Loitering is the sound of the soul breathing easy. Teenagers who gather curbside with friends and blueberry Slurpees understand best how every inch of this earth is a perfect occasion to better know your fellow man. No one even pretends otherwise. No one ropes off parts of the Seven-Eleven parking lot. No one pays through the nose to belong to some Civil War clubhouse whose sole selling-point is its “exclusivity” and whose patrons could hone meatcleavers with the ski-tans of their foreheads. The teenage world is still filled with space and possibility rather than with real estate and purpose. It is the world that I, at twenty-five, still inhabit.

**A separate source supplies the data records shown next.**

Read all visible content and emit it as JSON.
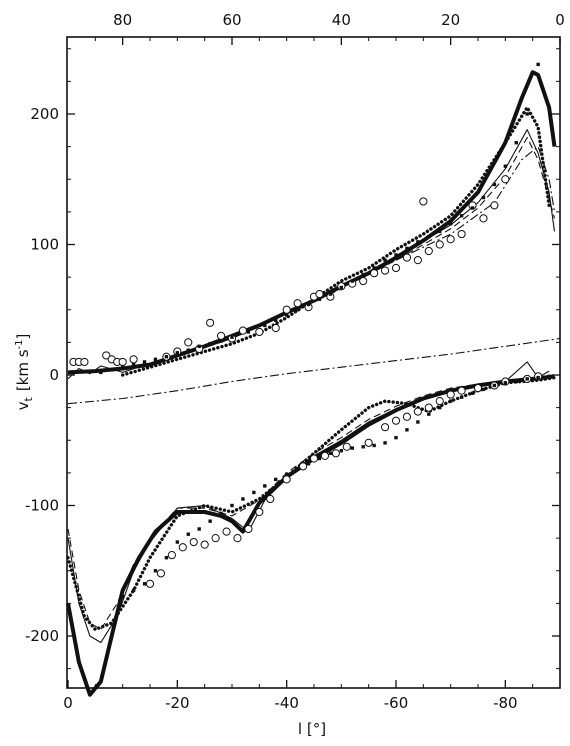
{
  "chart_data": {
    "type": "line",
    "title": "",
    "xlabel": "l [°]",
    "ylabel": "vt [km s-1]",
    "ylabel_main": "v",
    "ylabel_sub": "t",
    "ylabel_unit": "[km s",
    "ylabel_exp": "-1",
    "ylabel_close": "]",
    "xlim": [
      0,
      -90
    ],
    "ylim": [
      -240,
      250
    ],
    "top_xlim": [
      90,
      0
    ],
    "x_ticks": [
      0,
      -20,
      -40,
      -60,
      -80
    ],
    "x_tick_labels": [
      "0",
      "-20",
      "-40",
      "-60",
      "-80"
    ],
    "top_x_ticks": [
      80,
      60,
      40,
      20,
      0
    ],
    "top_x_tick_labels": [
      "80",
      "60",
      "40",
      "20",
      "0"
    ],
    "y_ticks": [
      200,
      100,
      0,
      -100,
      -200
    ],
    "y_tick_labels": [
      "200",
      "100",
      "0",
      "-100",
      "-200"
    ],
    "grid": false,
    "legend": "none",
    "series": [
      {
        "style": "thick-solid",
        "part": "upper",
        "x": [
          0,
          -5,
          -10,
          -15,
          -20,
          -25,
          -30,
          -35,
          -40,
          -45,
          -50,
          -55,
          -60,
          -65,
          -70,
          -75,
          -80,
          -83,
          -85,
          -86,
          -88,
          -89
        ],
        "y": [
          2,
          3,
          5,
          8,
          15,
          22,
          30,
          38,
          48,
          57,
          68,
          78,
          90,
          103,
          118,
          140,
          178,
          212,
          232,
          230,
          205,
          175
        ]
      },
      {
        "style": "thin-solid",
        "part": "upper",
        "x": [
          0,
          -2,
          -4,
          -6,
          -10,
          -15,
          -20,
          -30,
          -40,
          -50,
          -60,
          -70,
          -75,
          -80,
          -84,
          -86,
          -88,
          -89
        ],
        "y": [
          -3,
          5,
          1,
          7,
          2,
          9,
          14,
          28,
          47,
          67,
          90,
          115,
          132,
          158,
          188,
          170,
          140,
          110
        ]
      },
      {
        "style": "dotted",
        "part": "upper",
        "x": [
          -10,
          -15,
          -20,
          -25,
          -30,
          -35,
          -40,
          -45,
          -50,
          -55,
          -60,
          -65,
          -70,
          -75,
          -80,
          -84,
          -86,
          -88
        ],
        "y": [
          0,
          6,
          12,
          18,
          24,
          32,
          44,
          58,
          72,
          82,
          96,
          108,
          122,
          146,
          178,
          205,
          190,
          130
        ]
      },
      {
        "style": "thin-dashed",
        "part": "upper",
        "x": [
          0,
          -10,
          -20,
          -30,
          -40,
          -50,
          -60,
          -70,
          -75,
          -80,
          -84,
          -86,
          -88,
          -89
        ],
        "y": [
          2,
          4,
          14,
          28,
          47,
          66,
          88,
          112,
          128,
          152,
          182,
          165,
          135,
          120
        ]
      },
      {
        "style": "dash-dot",
        "part": "reference",
        "x": [
          0,
          -10,
          -20,
          -30,
          -40,
          -50,
          -60,
          -70,
          -80,
          -90
        ],
        "y": [
          -22,
          -18,
          -12,
          -5,
          1,
          6,
          11,
          16,
          22,
          28
        ]
      },
      {
        "style": "dash-dot",
        "part": "upper-peak",
        "x": [
          -60,
          -70,
          -78,
          -83,
          -86,
          -88,
          -89
        ],
        "y": [
          88,
          108,
          132,
          165,
          175,
          150,
          125
        ]
      },
      {
        "style": "thick-solid",
        "part": "lower",
        "x": [
          0,
          -2,
          -4,
          -6,
          -8,
          -10,
          -13,
          -16,
          -20,
          -25,
          -28,
          -30,
          -32,
          -35,
          -40,
          -45,
          -50,
          -55,
          -60,
          -65,
          -70,
          -75,
          -80,
          -85,
          -89
        ],
        "y": [
          -175,
          -220,
          -245,
          -235,
          -200,
          -165,
          -140,
          -120,
          -105,
          -105,
          -108,
          -112,
          -120,
          -98,
          -78,
          -64,
          -52,
          -38,
          -27,
          -18,
          -12,
          -8,
          -5,
          -3,
          -1
        ]
      },
      {
        "style": "thin-solid",
        "part": "lower",
        "x": [
          0,
          -2,
          -4,
          -6,
          -9,
          -12,
          -15,
          -20,
          -25,
          -30,
          -33,
          -36,
          -40,
          -45,
          -50,
          -55,
          -60,
          -65,
          -70,
          -75,
          -80,
          -84,
          -86,
          -88
        ],
        "y": [
          -125,
          -175,
          -200,
          -205,
          -185,
          -150,
          -128,
          -102,
          -100,
          -110,
          -120,
          -96,
          -77,
          -62,
          -50,
          -36,
          -26,
          -17,
          -11,
          -7,
          -5,
          10,
          -2,
          3
        ]
      },
      {
        "style": "thin-dashed",
        "part": "lower",
        "x": [
          0,
          -2,
          -4,
          -6,
          -9,
          -12,
          -15,
          -20,
          -25,
          -30,
          -35,
          -40,
          -45,
          -50,
          -55,
          -60,
          -65,
          -70,
          -80,
          -89
        ],
        "y": [
          -118,
          -165,
          -190,
          -195,
          -175,
          -145,
          -125,
          -102,
          -102,
          -108,
          -96,
          -75,
          -60,
          -48,
          -34,
          -24,
          -16,
          -10,
          -4,
          -1
        ]
      },
      {
        "style": "dotted",
        "part": "lower",
        "x": [
          0,
          -3,
          -5,
          -8,
          -12,
          -15,
          -20,
          -25,
          -30,
          -35,
          -40,
          -45,
          -50,
          -55,
          -58,
          -62,
          -66,
          -70,
          -75,
          -80,
          -86,
          -89
        ],
        "y": [
          -140,
          -185,
          -195,
          -190,
          -165,
          -140,
          -108,
          -100,
          -105,
          -95,
          -78,
          -60,
          -42,
          -25,
          -20,
          -22,
          -28,
          -20,
          -12,
          -6,
          -4,
          -2
        ]
      },
      {
        "style": "open-circles",
        "part": "upper",
        "x": [
          -1,
          -2,
          -3,
          -7,
          -8,
          -9,
          -10,
          -12,
          -18,
          -20,
          -22,
          -24,
          -26,
          -28,
          -30,
          -32,
          -35,
          -38,
          -40,
          -42,
          -44,
          -45,
          -46,
          -48,
          -50,
          -52,
          -54,
          -56,
          -58,
          -60,
          -62,
          -64,
          -65,
          -66,
          -68,
          -70,
          -72,
          -74,
          -76,
          -78,
          -80
        ],
        "y": [
          10,
          10,
          10,
          15,
          12,
          10,
          10,
          12,
          14,
          18,
          25,
          20,
          40,
          30,
          28,
          34,
          33,
          36,
          50,
          55,
          52,
          60,
          62,
          60,
          68,
          70,
          72,
          78,
          80,
          82,
          90,
          88,
          133,
          95,
          100,
          104,
          108,
          130,
          120,
          130,
          150
        ]
      },
      {
        "style": "open-circles",
        "part": "lower",
        "x": [
          -15,
          -17,
          -19,
          -21,
          -23,
          -25,
          -27,
          -29,
          -31,
          -33,
          -35,
          -37,
          -40,
          -43,
          -45,
          -47,
          -49,
          -51,
          -55,
          -58,
          -60,
          -62,
          -64,
          -66,
          -68,
          -70,
          -72,
          -75,
          -78,
          -80,
          -84,
          -86
        ],
        "y": [
          -160,
          -152,
          -138,
          -132,
          -128,
          -130,
          -125,
          -120,
          -125,
          -118,
          -105,
          -95,
          -80,
          -70,
          -64,
          -62,
          -60,
          -55,
          -52,
          -40,
          -35,
          -32,
          -28,
          -25,
          -20,
          -15,
          -12,
          -10,
          -8,
          -5,
          -3,
          -1
        ]
      },
      {
        "style": "filled-dots",
        "part": "upper",
        "x": [
          -6,
          -8,
          -10,
          -12,
          -14,
          -16,
          -18,
          -20,
          -22,
          -24,
          -26,
          -28,
          -30,
          -33,
          -36,
          -38,
          -40,
          -42,
          -44,
          -46,
          -48,
          -50,
          -52,
          -54,
          -56,
          -58,
          -60,
          -62,
          -64,
          -66,
          -68,
          -70,
          -72,
          -74,
          -76,
          -78,
          -80,
          -82,
          -84,
          -86
        ],
        "y": [
          2,
          4,
          6,
          8,
          10,
          12,
          14,
          17,
          19,
          22,
          24,
          26,
          29,
          33,
          38,
          42,
          46,
          50,
          54,
          58,
          62,
          67,
          72,
          77,
          82,
          88,
          92,
          97,
          102,
          106,
          110,
          116,
          122,
          128,
          136,
          146,
          160,
          178,
          200,
          238
        ]
      },
      {
        "style": "filled-dots",
        "part": "lower",
        "x": [
          -10,
          -12,
          -14,
          -16,
          -18,
          -20,
          -22,
          -24,
          -26,
          -28,
          -30,
          -32,
          -34,
          -36,
          -38,
          -40,
          -42,
          -44,
          -46,
          -48,
          -50,
          -52,
          -54,
          -56,
          -58,
          -60,
          -62,
          -64,
          -66,
          -68,
          -70,
          -72,
          -74,
          -76,
          -78,
          -80,
          -82,
          -84,
          -86,
          -88
        ],
        "y": [
          -170,
          -165,
          -160,
          -150,
          -140,
          -128,
          -122,
          -118,
          -112,
          -106,
          -100,
          -95,
          -90,
          -85,
          -80,
          -76,
          -72,
          -68,
          -64,
          -60,
          -58,
          -56,
          -55,
          -54,
          -52,
          -48,
          -42,
          -36,
          -30,
          -25,
          -20,
          -17,
          -14,
          -11,
          -8,
          -6,
          -5,
          -3,
          -2,
          -1
        ]
      }
    ]
  }
}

“Well, Brandon, how would you like it if half of Christendom congregated on your front yard for a barbecue?”—I would like it just fine; surrender the lawn but gain the world. The commercial sector is public domain, as far as I’m concerned, and it’s hightime for us all to begin treating it as such (the culmination of which would be persuading Home Depot execs to let me sleep, eat, and live in their showrooms as a kooky “mediabuzz publicity stunt.” But that’s for another day). Barnes&Noble, along with every other landhog in this sector, has a public responsibility to provide a service in proportion to its size. And that service, at this moment, comes down to a solid read and a cushy armchair to plop down in while my mini-thins and coffee send me into hypoglycemic spirals. If these bookpeddlers dislike this sort of compromise, then maybe we’ll restake our claims a little more assertively…

I wander back through the aisles and observe the mix of bookstore browsers. Businessmen reading Esquire on their lunchminute. A homeless gentleman, worn tired from life as a human speedbump, nodding off and dropping the Sports Almanac he propped open as an alibi. Some young lovebirds nestling into a book by the window. An elderly woman turns to me by Mythology and Anthropology—“Excuse me, could you slip this book back onto that top shelf there? I’m not tall enough. Between the other two Clifford Geertz books.” I mention my admiration for Geertz and she starts up schoolmarmishly “yes, me too, because I believe that Man lives on meaning and not…not on bread alone.” Why else were we there? Surrounded by good-smelling, freshly-pressed meanings; webs of significance; shelves upon shelves of cultural merchandise. There for all the world to enjoy.